A new report from the National Center for Education Statistics has some discouraging news to share about low-income students. The organization's annual report "The Condition of Education 2016" found that kids from lower-income households are arriving to kindergarten without what the report calls a "positive approach to learning," and that's having a big impact on kids all the way through their education. Ultimately, and unfortunately, it's even severely affecting their lifetime earning potential. How does our education system hurt low-income students? It's all about resources.
Kids from families with fewer resources don't have tons of books and learning materials around to explore, which keeps them, from the time they're little babies, from learning how to learn. Here's how the report explains it.
At kindergarten entry, children differ not only in their cognitive knowledge and skills but also in their approaches to learning behaviors, such as their ability to pay attention in class, follow classroom rules, complete tasks independently, and show eagerness to learn.
This of course puts kids behind starting in kindergarten and impacts their progress all the way through their wage earning years.
So what can we do to change this?
First, let's acknowledge that every single kid is different, learns differently, and has wildly different approaches to school. Having a kindergartner of my very own, I can assure you her "positive approach to learning" can be completely shot depending on whether she has a unicorn on her shirt or the right flavor of yogurt in a tube.
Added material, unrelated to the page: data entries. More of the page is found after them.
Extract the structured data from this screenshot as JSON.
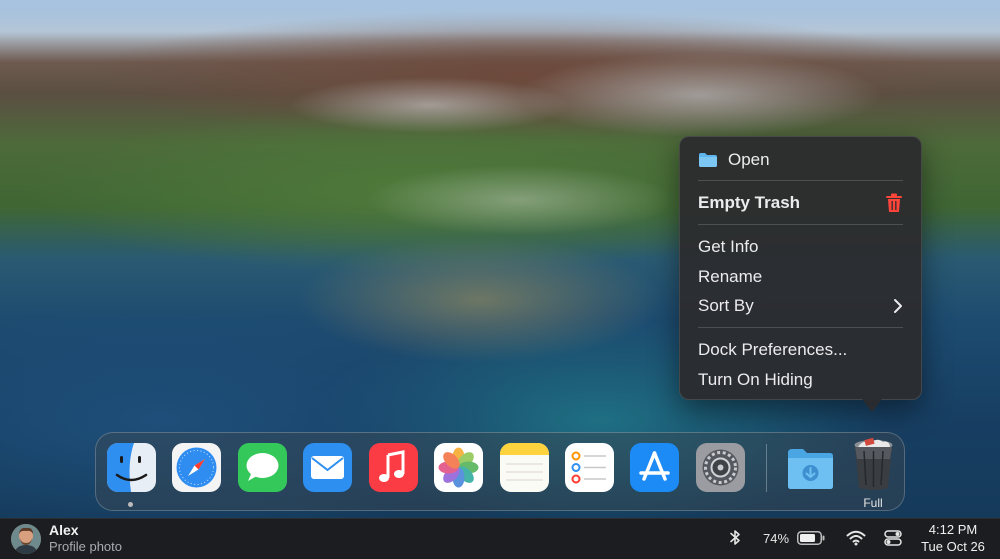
{
  "context_menu": {
    "items": [
      {
        "label": "Open",
        "icon": "folder-icon"
      },
      {
        "label": "Empty Trash",
        "icon": "trash-icon",
        "bold": true
      },
      {
        "label": "Get Info"
      },
      {
        "label": "Rename"
      },
      {
        "label": "Sort By",
        "icon": "chevron-right-icon"
      },
      {
        "label": "Dock Preferences..."
      },
      {
        "label": "Turn On Hiding"
      }
    ]
  },
  "dock": {
    "apps": [
      {
        "name": "finder-icon"
      },
      {
        "name": "safari-icon"
      },
      {
        "name": "messages-icon"
      },
      {
        "name": "mail-icon"
      },
      {
        "name": "music-icon"
      },
      {
        "name": "photos-icon"
      },
      {
        "name": "notes-icon"
      },
      {
        "name": "reminders-icon"
      },
      {
        "name": "app-store-icon"
      },
      {
        "name": "system-preferences-icon"
      },
      {
        "name": "downloads-folder-icon"
      },
      {
        "name": "trash-full-icon"
      }
    ],
    "trash_label": "Full"
  },
  "taskbar": {
    "user_name": "Alex",
    "user_subtitle": "Profile photo",
    "battery": "74%",
    "time": "4:12 PM",
    "date": "Tue Oct 26"
  },
  "colors": {
    "menu_bg": "#2c2c2e",
    "trash_red": "#ff453a",
    "folder_blue": "#5fb6ee"
  }
}
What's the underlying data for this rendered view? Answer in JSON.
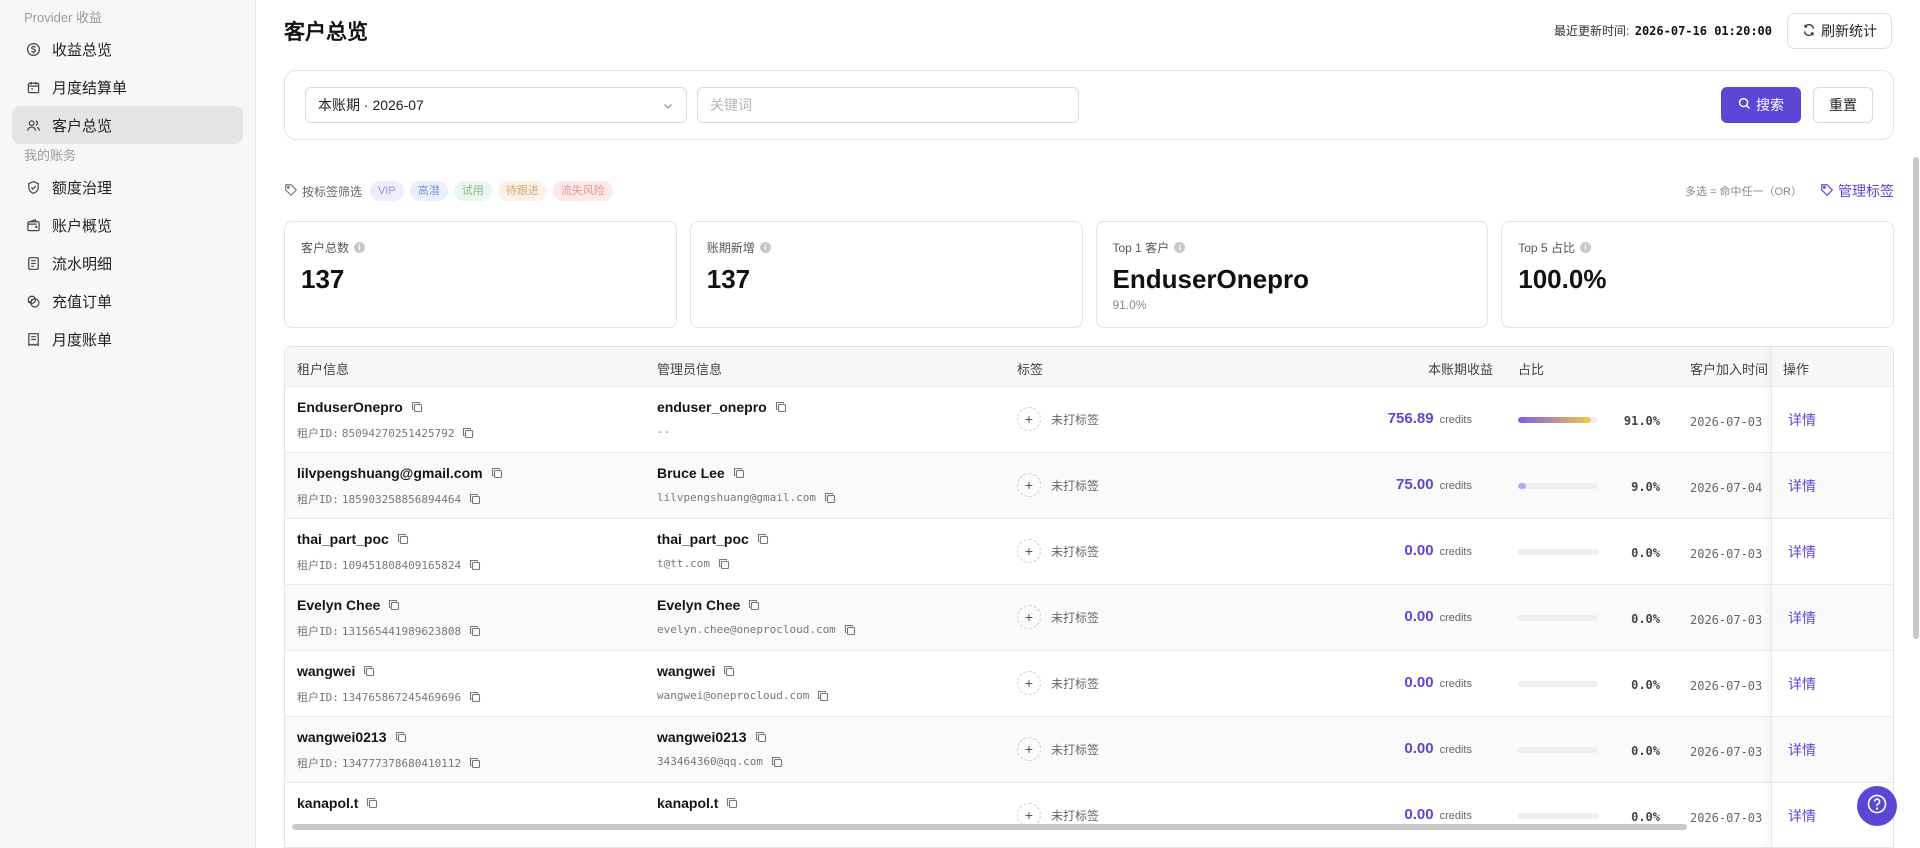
{
  "sidebar": {
    "group1": "Provider 收益",
    "items1": [
      {
        "label": "收益总览",
        "icon": "dollar-circle-icon"
      },
      {
        "label": "月度结算单",
        "icon": "calendar-icon"
      },
      {
        "label": "客户总览",
        "icon": "users-icon",
        "active": true
      }
    ],
    "group2": "我的账务",
    "items2": [
      {
        "label": "额度治理",
        "icon": "shield-check-icon"
      },
      {
        "label": "账户概览",
        "icon": "wallet-icon"
      },
      {
        "label": "流水明细",
        "icon": "document-icon"
      },
      {
        "label": "充值订单",
        "icon": "coins-icon"
      },
      {
        "label": "月度账单",
        "icon": "receipt-icon"
      }
    ]
  },
  "header": {
    "title": "客户总览",
    "updated_label": "最近更新时间:",
    "updated_time": "2026-07-16 01:20:00",
    "refresh_label": "刷新统计"
  },
  "search": {
    "period_value": "本账期 · 2026-07",
    "keyword_placeholder": "关键词",
    "search_label": "搜索",
    "reset_label": "重置"
  },
  "tag_filter": {
    "label": "按标签筛选",
    "tags": [
      {
        "label": "VIP",
        "bg": "#f0edfb",
        "fg": "#9a8ce0"
      },
      {
        "label": "高潜",
        "bg": "#eaf0fb",
        "fg": "#7e98d3"
      },
      {
        "label": "试用",
        "bg": "#eaf6ee",
        "fg": "#85b795"
      },
      {
        "label": "待跟进",
        "bg": "#fbf1e6",
        "fg": "#d6a876"
      },
      {
        "label": "流失风险",
        "bg": "#fde9e9",
        "fg": "#e69494"
      }
    ],
    "hint": "多选 = 命中任一（OR）",
    "manage_label": "管理标签"
  },
  "stats": [
    {
      "label": "客户总数",
      "value": "137",
      "sub": ""
    },
    {
      "label": "账期新增",
      "value": "137",
      "sub": ""
    },
    {
      "label": "Top 1 客户",
      "value": "EnduserOnepro",
      "sub": "91.0%"
    },
    {
      "label": "Top 5 占比",
      "value": "100.0%",
      "sub": ""
    }
  ],
  "table": {
    "columns": [
      "租户信息",
      "管理员信息",
      "标签",
      "本账期收益",
      "占比",
      "客户加入时间",
      "操作"
    ],
    "id_prefix": "租户ID:",
    "untagged_label": "未打标签",
    "unit": "credits",
    "detail_label": "详情",
    "rows": [
      {
        "tenant": "EnduserOnepro",
        "tenant_id": "85094270251425792",
        "admin": "enduser_onepro",
        "admin_email": "--",
        "income": "756.89",
        "share": 0.91,
        "share_text": "91.0%",
        "joined": "2026-07-03"
      },
      {
        "tenant": "lilvpengshuang@gmail.com",
        "tenant_id": "185903258856894464",
        "admin": "Bruce Lee",
        "admin_email": "lilvpengshuang@gmail.com",
        "income": "75.00",
        "share": 0.09,
        "share_text": "9.0%",
        "joined": "2026-07-04"
      },
      {
        "tenant": "thai_part_poc",
        "tenant_id": "109451808409165824",
        "admin": "thai_part_poc",
        "admin_email": "t@tt.com",
        "income": "0.00",
        "share": 0,
        "share_text": "0.0%",
        "joined": "2026-07-03"
      },
      {
        "tenant": "Evelyn Chee",
        "tenant_id": "131565441989623808",
        "admin": "Evelyn Chee",
        "admin_email": "evelyn.chee@oneprocloud.com",
        "income": "0.00",
        "share": 0,
        "share_text": "0.0%",
        "joined": "2026-07-03"
      },
      {
        "tenant": "wangwei",
        "tenant_id": "134765867245469696",
        "admin": "wangwei",
        "admin_email": "wangwei@oneprocloud.com",
        "income": "0.00",
        "share": 0,
        "share_text": "0.0%",
        "joined": "2026-07-03"
      },
      {
        "tenant": "wangwei0213",
        "tenant_id": "134777378680410112",
        "admin": "wangwei0213",
        "admin_email": "343464360@qq.com",
        "income": "0.00",
        "share": 0,
        "share_text": "0.0%",
        "joined": "2026-07-03"
      },
      {
        "tenant": "kanapol.t",
        "tenant_id": "",
        "admin": "kanapol.t",
        "admin_email": "",
        "income": "0.00",
        "share": 0,
        "share_text": "0.0%",
        "joined": "2026-07-03"
      }
    ]
  },
  "colors": {
    "accent": "#5b47d6",
    "bar_start": "#7b5ce8",
    "bar_end": "#f2c94c"
  }
}
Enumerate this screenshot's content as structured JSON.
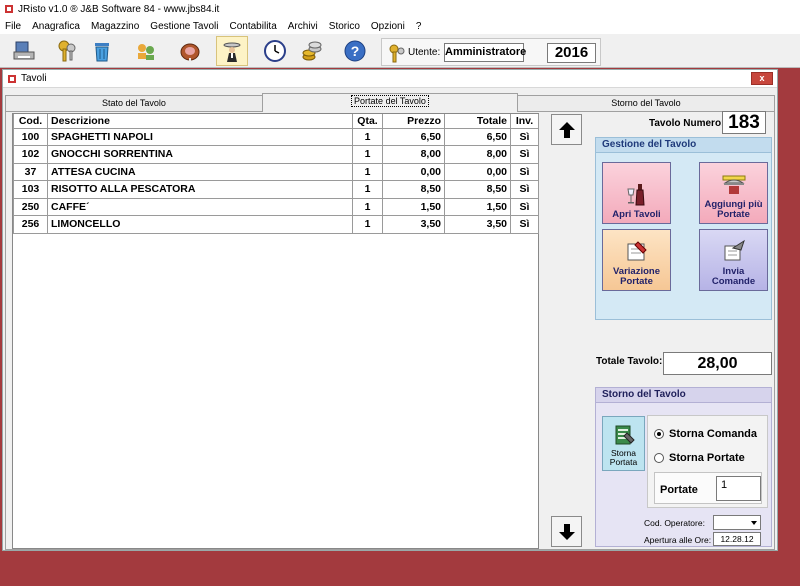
{
  "app": {
    "title": "JRisto v1.0 ® J&B Software 84 - www.jbs84.it"
  },
  "menu": [
    "File",
    "Anagrafica",
    "Magazzino",
    "Gestione Tavoli",
    "Contabilita",
    "Archivi",
    "Storico",
    "Opzioni",
    "?"
  ],
  "toolbar": {
    "icons": [
      "print-settings-icon",
      "keys-icon",
      "trash-icon",
      "people-icon",
      "ham-icon",
      "waiter-icon",
      "clock-icon",
      "coins-icon",
      "help-icon"
    ],
    "active_index": 5
  },
  "user": {
    "label": "Utente:",
    "name": "Amministratore",
    "year": "2016"
  },
  "window": {
    "title": "Tavoli",
    "close": "x"
  },
  "tabs": [
    {
      "label": "Stato del Tavolo",
      "selected": false
    },
    {
      "label": "Portate del Tavolo",
      "selected": true
    },
    {
      "label": "Storno del Tavolo",
      "selected": false
    }
  ],
  "table": {
    "headers": {
      "cod": "Cod.",
      "desc": "Descrizione",
      "qta": "Qta.",
      "prezzo": "Prezzo",
      "totale": "Totale",
      "inv": "Inv."
    },
    "rows": [
      {
        "cod": "100",
        "desc": "SPAGHETTI NAPOLI",
        "qta": "1",
        "prezzo": "6,50",
        "totale": "6,50",
        "inv": "Sì"
      },
      {
        "cod": "102",
        "desc": "GNOCCHI SORRENTINA",
        "qta": "1",
        "prezzo": "8,00",
        "totale": "8,00",
        "inv": "Sì"
      },
      {
        "cod": "37",
        "desc": "ATTESA CUCINA",
        "qta": "1",
        "prezzo": "0,00",
        "totale": "0,00",
        "inv": "Sì"
      },
      {
        "cod": "103",
        "desc": "RISOTTO ALLA PESCATORA",
        "qta": "1",
        "prezzo": "8,50",
        "totale": "8,50",
        "inv": "Sì"
      },
      {
        "cod": "250",
        "desc": "CAFFE´",
        "qta": "1",
        "prezzo": "1,50",
        "totale": "1,50",
        "inv": "Sì"
      },
      {
        "cod": "256",
        "desc": "LIMONCELLO",
        "qta": "1",
        "prezzo": "3,50",
        "totale": "3,50",
        "inv": "Sì"
      }
    ]
  },
  "tavolo": {
    "label": "Tavolo Numero:",
    "number": "183"
  },
  "gestione": {
    "title": "Gestione del Tavolo",
    "apri": "Apri Tavoli",
    "aggiungi": "Aggiungi più Portate",
    "variazione": "Variazione Portate",
    "invia": "Invia Comande"
  },
  "totale": {
    "label": "Totale Tavolo:",
    "value": "28,00"
  },
  "storno": {
    "title": "Storno del Tavolo",
    "button": "Storna Portata",
    "opt_comanda": "Storna Comanda",
    "opt_portate": "Storna Portate",
    "selected": "comanda",
    "portate_label": "Portate",
    "portate_value": "1",
    "operatore_label": "Cod. Operatore:",
    "operatore_value": "",
    "apertura_label": "Apertura alle Ore:",
    "apertura_value": "12.28.12"
  },
  "colors": {
    "background": "#a33a3e",
    "panel": "#f0f0f0",
    "gestione_bg": "#d4e9f5",
    "storno_bg": "#e6e4f4"
  }
}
Kids are kids and they're all their own version of high-maintenance, so for the sake of argument, let's just work from there.
Reading through the report's dry edu-stat-speak, all I could think about were the parents of these kids. The ones who are struggling to make ends meet, and more times than not, getting kicked in the gut for their effort. They are often tired parents working multiple jobs for wages far below what a family needs, and they thus just don't have the time or energy to show their kids how to get ready for school. These parents are trying to keep food on the table — there's nothing extra for educational play. And that's where we need to start focusing our attention.
And there are a lot more of those kids than most of us realize. According to Columbia University's National Center for Children in Poverty, 22 percent of kids living in the United States are from families with incomes that fall below the federal poverty level of $23,550 annually for a family of four. So we're not talking about some tiny minority of American kids. In fact 47 percent of 3-year-old kids in America live in poverty. Is it really a surprise that with half of our preschool kids living in poverty, and that poverty is tied to poor educational outcomes, that our country's education system falls so far behind so much of the rest of the developed world?
So what can we do?
Supporting minimum wage reforms would be a great way to lift millions out of poverty, an issue on which Bernie Sanders has staked much of his presidential campaign. Gender pay equality is another reform that would go a long way to helping kids get off to a better start, considering 40 percent of kids under 18 live in a household with a woman as the primary breadwinner. Give our mom breadwinners a raise, and nearly half of America's kids get a boost too.
We also need to stop demonizing our teachers and start funding public schools again. While politicians capitalize on getting "tough" on teacher unions, our public schools are more important than ever. A report from 2015 showed Congress cut funding for K through 12 education by 20 percent since 2011.
Bottom line: if parents want kids — all kids, not just their own — to succeed in school, they need to give them the tools and resources to do it. The only thing lacking is a public willing to open up their wallets to foot the bill.